My life generally takes the form of a breathless run-on sentence. I’m not complaining. I have trouble sitting still. Some form of personality-based restless leg syndrome? Also a possibility: the low-grade mania that always dogs me, often referred to as hypomania. This less psychotic sister of mania is characterized by a decreased need for sleep or rest, an increase in energy (i.e., life lived in the exclamation point!!!), an elevated (or irritable) mood, and a flight of ideas. This is the baseline state at which I have lived most of my life. Rather, I should say, charged through my life. Hypomania tends to dispense with the inconsequential, which in ITs jagged angle of vision equals reflection. Meaningful reflection, the kind that needs the pause, the silent beat, the deep breath. Of course, all that excessive energy leads to rumination—which is all about relentless circular thinking that leads only to obsessing over what has been lost, what is imperfect, what is now impossible.
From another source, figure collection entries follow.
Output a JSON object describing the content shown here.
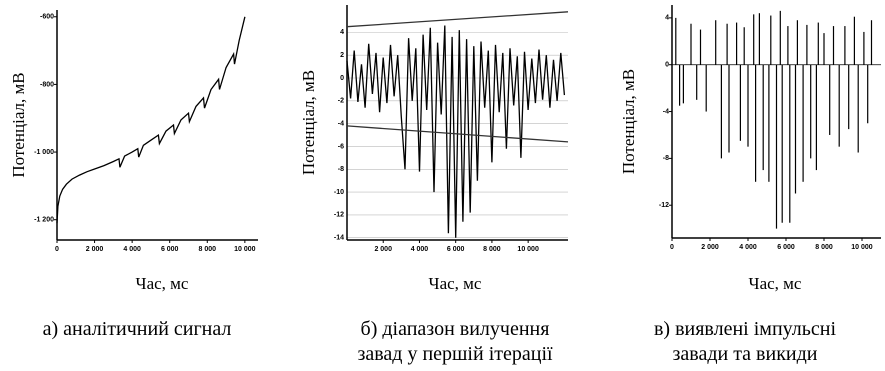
{
  "chart_data": [
    {
      "type": "line",
      "ylabel": "Потенціал, мВ",
      "xlabel": "Час, мс",
      "caption": [
        "а) аналітичний сигнал"
      ],
      "xlim": [
        0,
        10700
      ],
      "ylim": [
        -1260,
        -580
      ],
      "grid": false,
      "xticks": [
        0,
        {
          "value": 2000,
          "label": "2 000"
        },
        {
          "value": 4000,
          "label": "4 000"
        },
        {
          "value": 6000,
          "label": "6 000"
        },
        {
          "value": 8000,
          "label": "8 000"
        },
        {
          "value": 10000,
          "label": "10 000"
        }
      ],
      "yticks": [
        -600,
        -800,
        {
          "value": -1000,
          "label": "-1 000"
        },
        {
          "value": -1200,
          "label": "-1 200"
        }
      ],
      "series": [
        {
          "color": "#000000",
          "x": [
            0,
            50,
            150,
            300,
            500,
            800,
            1200,
            1600,
            2000,
            2500,
            3000,
            3300,
            3350,
            3600,
            4000,
            4300,
            4350,
            4600,
            5000,
            5400,
            5450,
            5800,
            6200,
            6250,
            6600,
            7000,
            7050,
            7400,
            7800,
            7850,
            8200,
            8600,
            8650,
            9000,
            9400,
            9450,
            9700,
            10000
          ],
          "values": [
            -1210,
            -1160,
            -1130,
            -1110,
            -1095,
            -1080,
            -1068,
            -1058,
            -1050,
            -1040,
            -1028,
            -1020,
            -1045,
            -1012,
            -1000,
            -990,
            -1015,
            -980,
            -965,
            -950,
            -975,
            -938,
            -920,
            -945,
            -905,
            -885,
            -910,
            -865,
            -840,
            -870,
            -815,
            -785,
            -815,
            -750,
            -710,
            -740,
            -670,
            -600
          ]
        }
      ]
    },
    {
      "type": "line",
      "ylabel": "Потенціал, мВ",
      "xlabel": "Час, мс",
      "caption": [
        "б) діапазон вилучення",
        "завад у першій ітерації"
      ],
      "xlim": [
        0,
        12200
      ],
      "ylim": [
        -14.2,
        6.4
      ],
      "grid": true,
      "xticks": [
        {
          "value": 2000,
          "label": "2 000"
        },
        {
          "value": 4000,
          "label": "4 000"
        },
        {
          "value": 6000,
          "label": "6 000"
        },
        {
          "value": 8000,
          "label": "8 000"
        },
        {
          "value": 10000,
          "label": "10 000"
        }
      ],
      "yticks": [
        4,
        2,
        0,
        -2,
        -4,
        -6,
        -8,
        -10,
        -12,
        -14
      ],
      "series": [
        {
          "color": "#000000",
          "x": [
            0,
            200,
            400,
            600,
            800,
            1000,
            1200,
            1400,
            1600,
            1800,
            2000,
            2200,
            2400,
            2600,
            2800,
            3000,
            3200,
            3400,
            3600,
            3800,
            4000,
            4200,
            4400,
            4600,
            4800,
            5000,
            5200,
            5400,
            5600,
            5800,
            6000,
            6200,
            6400,
            6600,
            6800,
            7000,
            7200,
            7400,
            7600,
            7800,
            8000,
            8200,
            8400,
            8600,
            8800,
            9000,
            9200,
            9400,
            9600,
            9800,
            10000,
            10200,
            10400,
            10600,
            10800,
            11000,
            11200,
            11400,
            11600,
            11800,
            12000
          ],
          "values": [
            1.5,
            -1.8,
            2.4,
            -2.1,
            1.2,
            -2.6,
            3.0,
            -1.4,
            2.2,
            -3.0,
            1.8,
            -2.2,
            2.9,
            -1.6,
            2.0,
            -3.4,
            -8.0,
            3.5,
            -2.0,
            2.6,
            -8.2,
            3.8,
            -2.8,
            4.4,
            -10.0,
            3.1,
            -3.2,
            4.6,
            -13.6,
            3.6,
            -14.0,
            4.2,
            -12.6,
            3.4,
            -11.8,
            2.8,
            -9.0,
            3.2,
            -2.6,
            2.4,
            -7.4,
            2.9,
            -3.0,
            2.2,
            -6.2,
            2.6,
            -2.4,
            1.9,
            -7.0,
            2.3,
            -2.8,
            1.7,
            -2.2,
            2.5,
            -1.9,
            2.0,
            -2.6,
            1.6,
            -2.0,
            2.2,
            -1.5
          ]
        },
        {
          "color": "#333333",
          "x": [
            0,
            12200
          ],
          "values": [
            4.5,
            5.8
          ]
        },
        {
          "color": "#333333",
          "x": [
            0,
            12200
          ],
          "values": [
            -4.2,
            -5.6
          ]
        }
      ]
    },
    {
      "type": "stem",
      "ylabel": "Потенціал, мВ",
      "xlabel": "Час, мс",
      "caption": [
        "в) виявлені імпульсні",
        "завади та викиди"
      ],
      "xlim": [
        0,
        11000
      ],
      "ylim": [
        -14.8,
        5.1
      ],
      "grid": false,
      "xticks": [
        0,
        {
          "value": 2000,
          "label": "2 000"
        },
        {
          "value": 4000,
          "label": "4 000"
        },
        {
          "value": 6000,
          "label": "6 000"
        },
        {
          "value": 8000,
          "label": "8 000"
        },
        {
          "value": 10000,
          "label": "10 000"
        }
      ],
      "yticks": [
        4,
        0,
        -4,
        -8,
        -12
      ],
      "series": [
        {
          "color": "#000000",
          "x": [
            200,
            1000,
            1500,
            2300,
            2900,
            3400,
            3800,
            4300,
            4600,
            5200,
            5700,
            6100,
            6600,
            7100,
            7700,
            8000,
            8500,
            9100,
            9600,
            10100,
            10500,
            400,
            600,
            1300,
            1800,
            2600,
            3000,
            3600,
            4000,
            4400,
            4800,
            5100,
            5500,
            5800,
            6200,
            6500,
            6900,
            7300,
            7600,
            8300,
            8800,
            9300,
            9800,
            10300
          ],
          "values": [
            4,
            3.5,
            3,
            3.8,
            3.5,
            3.6,
            3.2,
            4.3,
            4.4,
            4.2,
            4.6,
            3.3,
            3.8,
            3.4,
            3.6,
            2.7,
            3.3,
            3.3,
            4.1,
            2.8,
            3.8,
            -3.5,
            -3.3,
            -3,
            -4,
            -8,
            -7.5,
            -6.5,
            -7,
            -10,
            -9,
            -10,
            -14,
            -13.5,
            -13.5,
            -11,
            -10,
            -8,
            -9,
            -6,
            -7,
            -5.5,
            -7.5,
            -5
          ]
        }
      ]
    }
  ]
}
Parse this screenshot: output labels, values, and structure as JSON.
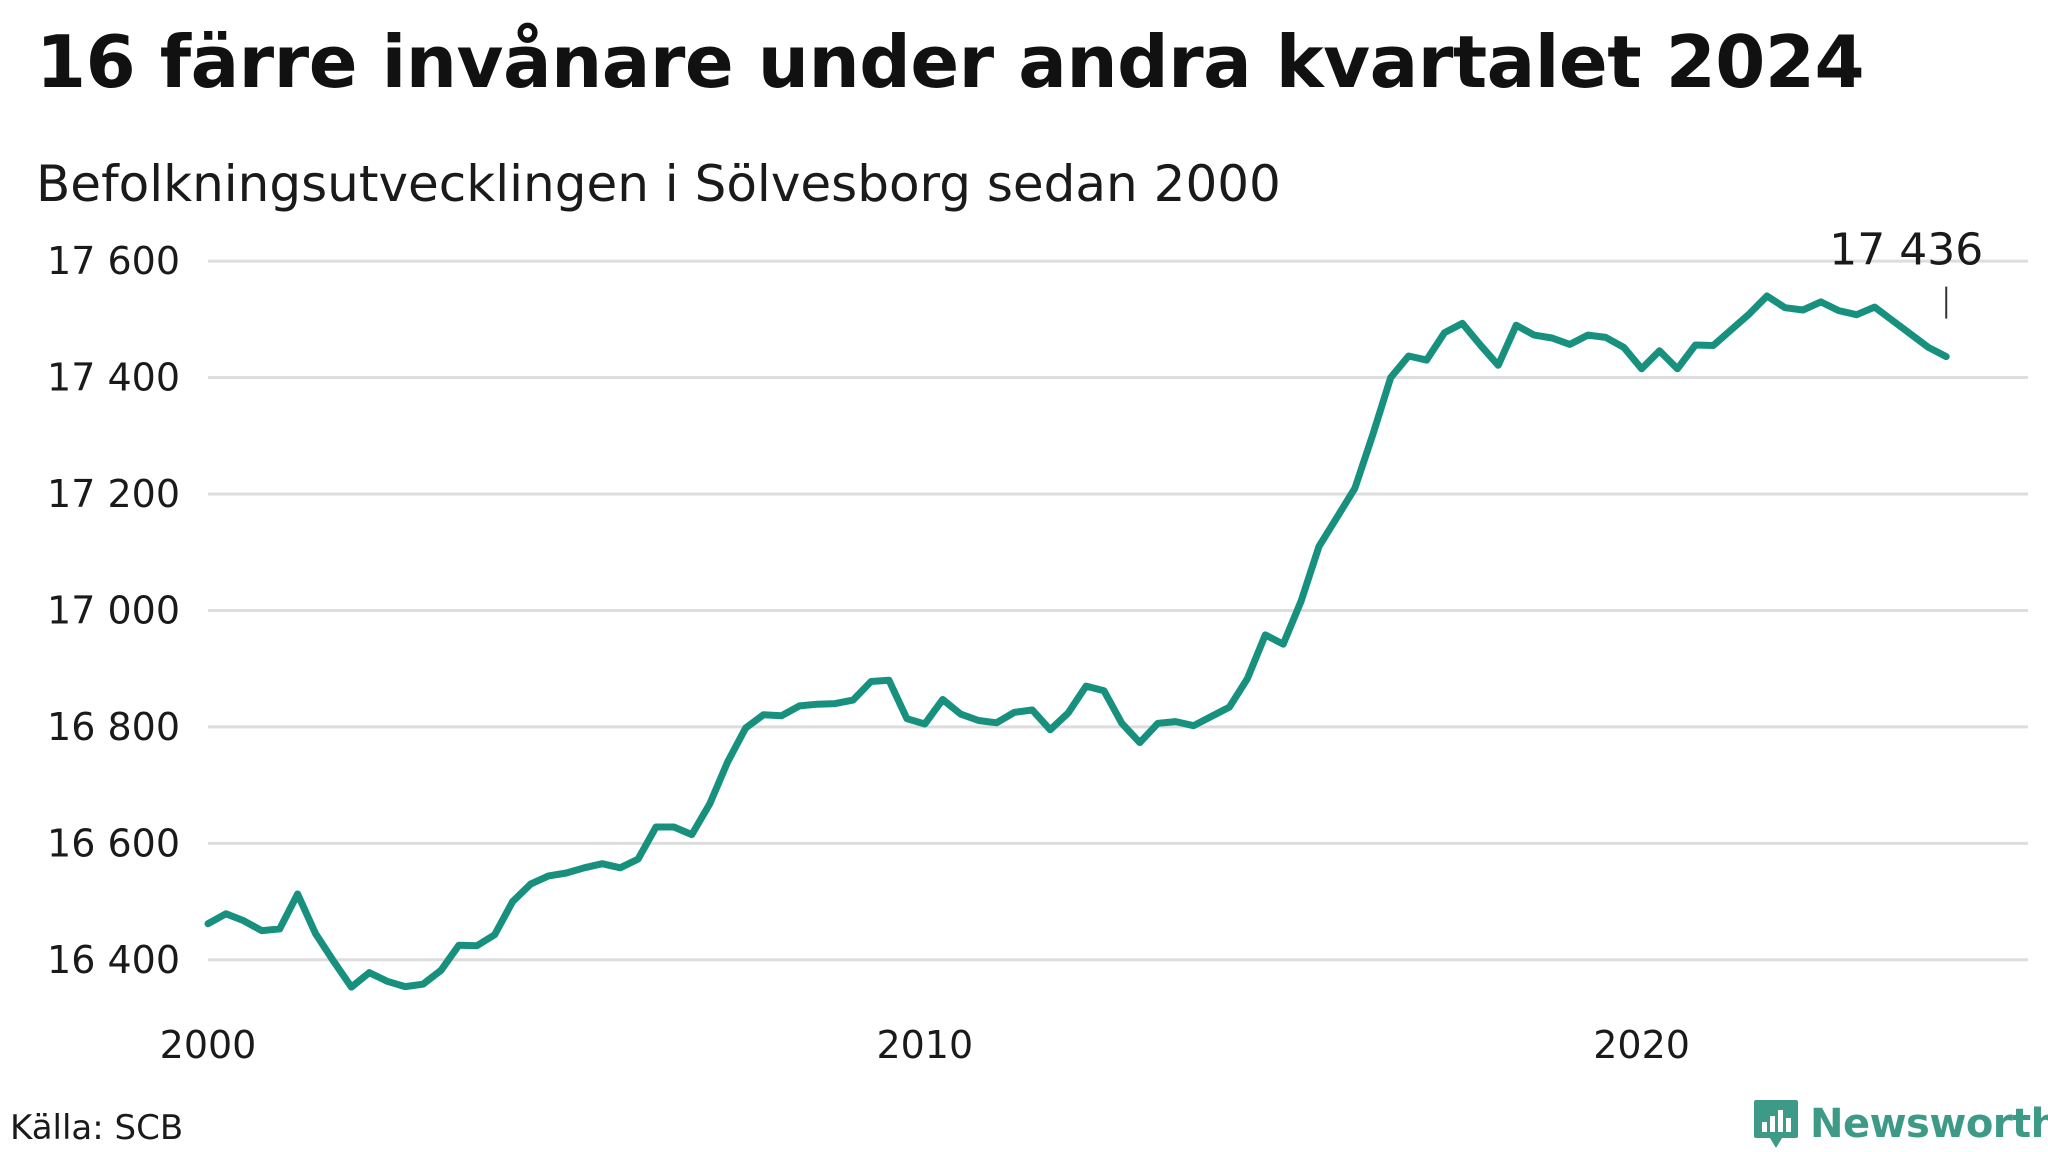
{
  "header": {
    "title": "16 färre invånare under andra kvartalet 2024",
    "subtitle": "Befolkningsutvecklingen i Sölvesborg sedan 2000"
  },
  "footer": {
    "source": "Källa: SCB",
    "brand": "Newsworthy"
  },
  "colors": {
    "line": "#17917d",
    "grid": "#dddddd",
    "brand": "#3d9a86"
  },
  "chart_data": {
    "type": "line",
    "ylim": [
      16300,
      17650
    ],
    "xlim": [
      2000.0,
      2025.0
    ],
    "y_ticks": [
      {
        "value": 16400,
        "label": "16 400"
      },
      {
        "value": 16600,
        "label": "16 600"
      },
      {
        "value": 16800,
        "label": "16 800"
      },
      {
        "value": 17000,
        "label": "17 000"
      },
      {
        "value": 17200,
        "label": "17 200"
      },
      {
        "value": 17400,
        "label": "17 400"
      },
      {
        "value": 17600,
        "label": "17 600"
      }
    ],
    "x_ticks": [
      {
        "value": 2000,
        "label": "2000"
      },
      {
        "value": 2010,
        "label": "2010"
      },
      {
        "value": 2020,
        "label": "2020"
      }
    ],
    "grid": true,
    "annotation": {
      "x": 2024.25,
      "y": 17436,
      "label": "17 436"
    },
    "series": [
      {
        "x": [
          2000.0,
          2000.25,
          2000.5,
          2000.75,
          2001.0,
          2001.25,
          2001.5,
          2001.75,
          2002.0,
          2002.25,
          2002.5,
          2002.75,
          2003.0,
          2003.25,
          2003.5,
          2003.75,
          2004.0,
          2004.25,
          2004.5,
          2004.75,
          2005.0,
          2005.25,
          2005.5,
          2005.75,
          2006.0,
          2006.25,
          2006.5,
          2006.75,
          2007.0,
          2007.25,
          2007.5,
          2007.75,
          2008.0,
          2008.25,
          2008.5,
          2008.75,
          2009.0,
          2009.25,
          2009.5,
          2009.75,
          2010.0,
          2010.25,
          2010.5,
          2010.75,
          2011.0,
          2011.25,
          2011.5,
          2011.75,
          2012.0,
          2012.25,
          2012.5,
          2012.75,
          2013.0,
          2013.25,
          2013.5,
          2013.75,
          2014.0,
          2014.25,
          2014.5,
          2014.75,
          2015.0,
          2015.25,
          2015.5,
          2015.75,
          2016.0,
          2016.25,
          2016.5,
          2016.75,
          2017.0,
          2017.25,
          2017.5,
          2017.75,
          2018.0,
          2018.25,
          2018.5,
          2018.75,
          2019.0,
          2019.25,
          2019.5,
          2019.75,
          2020.0,
          2020.25,
          2020.5,
          2020.75,
          2021.0,
          2021.25,
          2021.5,
          2021.75,
          2022.0,
          2022.25,
          2022.5,
          2022.75,
          2023.0,
          2023.25,
          2023.5,
          2023.75,
          2024.0,
          2024.25
        ],
        "values": [
          16462,
          16479,
          16467,
          16450,
          16453,
          16513,
          16445,
          16398,
          16353,
          16378,
          16363,
          16354,
          16358,
          16382,
          16425,
          16424,
          16443,
          16500,
          16530,
          16544,
          16549,
          16558,
          16565,
          16558,
          16573,
          16628,
          16628,
          16615,
          16668,
          16740,
          16798,
          16821,
          16819,
          16836,
          16839,
          16840,
          16846,
          16878,
          16880,
          16814,
          16805,
          16847,
          16822,
          16811,
          16807,
          16825,
          16829,
          16795,
          16824,
          16870,
          16862,
          16806,
          16773,
          16806,
          16809,
          16802,
          16818,
          16834,
          16883,
          16958,
          16942,
          17016,
          17110,
          17160,
          17210,
          17302,
          17400,
          17437,
          17430,
          17477,
          17493,
          17456,
          17421,
          17490,
          17473,
          17468,
          17457,
          17473,
          17469,
          17452,
          17415,
          17446,
          17415,
          17456,
          17455,
          17482,
          17509,
          17540,
          17520,
          17516,
          17530,
          17515,
          17508,
          17521,
          17498,
          17475,
          17452,
          17436
        ]
      }
    ]
  }
}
Enter Negril, Jamaica. IT tried to come along. In addition to my swimsuit, I packed my running gear, intent on getting up, if not with the crows, then with the Caribbean dove, and pounding out my four miles up and down the white, sandy beach, IPod attached, volume way up to drown out the cat calls from the insistent hawkers of papaya juice, carved chickens, and ganja. And surely there’d be some sand-free spot where I could do my 300 sit ups. To which IT said: But that is not enough. There will have to be speedy walks up and down the beach all day long if you have any intention of eating anything other than coffee. If you do intend to eat, fruit all day, one meal at night. And there are the 3 books you must read before you leave in 5 days. And no napping. Absolutely no wasting any second of this vacation. Does this register, soldier?
But here’s the thing: the first day I made a feeble attempt to raise myself from the lounge chair to go on one of those punishing walks. But then Christopher showed up with a fresh Banana Daiquiri (virgin) and I fell back into the torpor. But this word is imprecise because torpor suggests a sluggish inactivity. And while I may have been sluggish, I was anything but inactive. Idleness is the word better suited for what happened to me. I ate pineapple and papaya but I never had to move to get it. The Fruit Lady would sashay past my chair, a basket of fresh fruit on her head, hand holding a long knife, and she’d carve up a pineapple for me at my feet. And then the Juice Man would wander by with his cooler of rum bottles filled with fresh squeezed orange, carrot, and papaya juice. There was the frequent re-lathering of sunscreen. A hand raised to tip back the sun hat. Oh sure, I made forays into the water, which itself was not taxing as you could walk out 100 yards and it still didn’t hit your hip. And Christopher and I strolled down the beach in search of vegetable patties for lunch and a jerk hut for dinner. Okay, I moved more than I’m letting on. My eyeballs diligently drifted back and forth across the pages of my book (The Girl with the Dragon Tattoo before the new collection of Alice Munro stories). And the beach was 7 miles long, so our woozy-headed strolls became Daiquiri-inspired saunters. And then there was kid-free vacation sex. Whenever we felt like it. As long as we liked. And we liked it a lot. No problem, man. No problem.
Which brings me to Nada. What I did on my vacation. I dozed and dreamed and dallied. I would normally say that I earned it, but that would be IT trying to stake a claim. Earn—ITs lie that I have to earn my keep, my food, my rest, my peace, my place on this planet. What do you have to say to that? IT demands. With a wave of my newly tanned hand and the assurance that I swam well, ate well, sunned well, and loved well, I say Nada.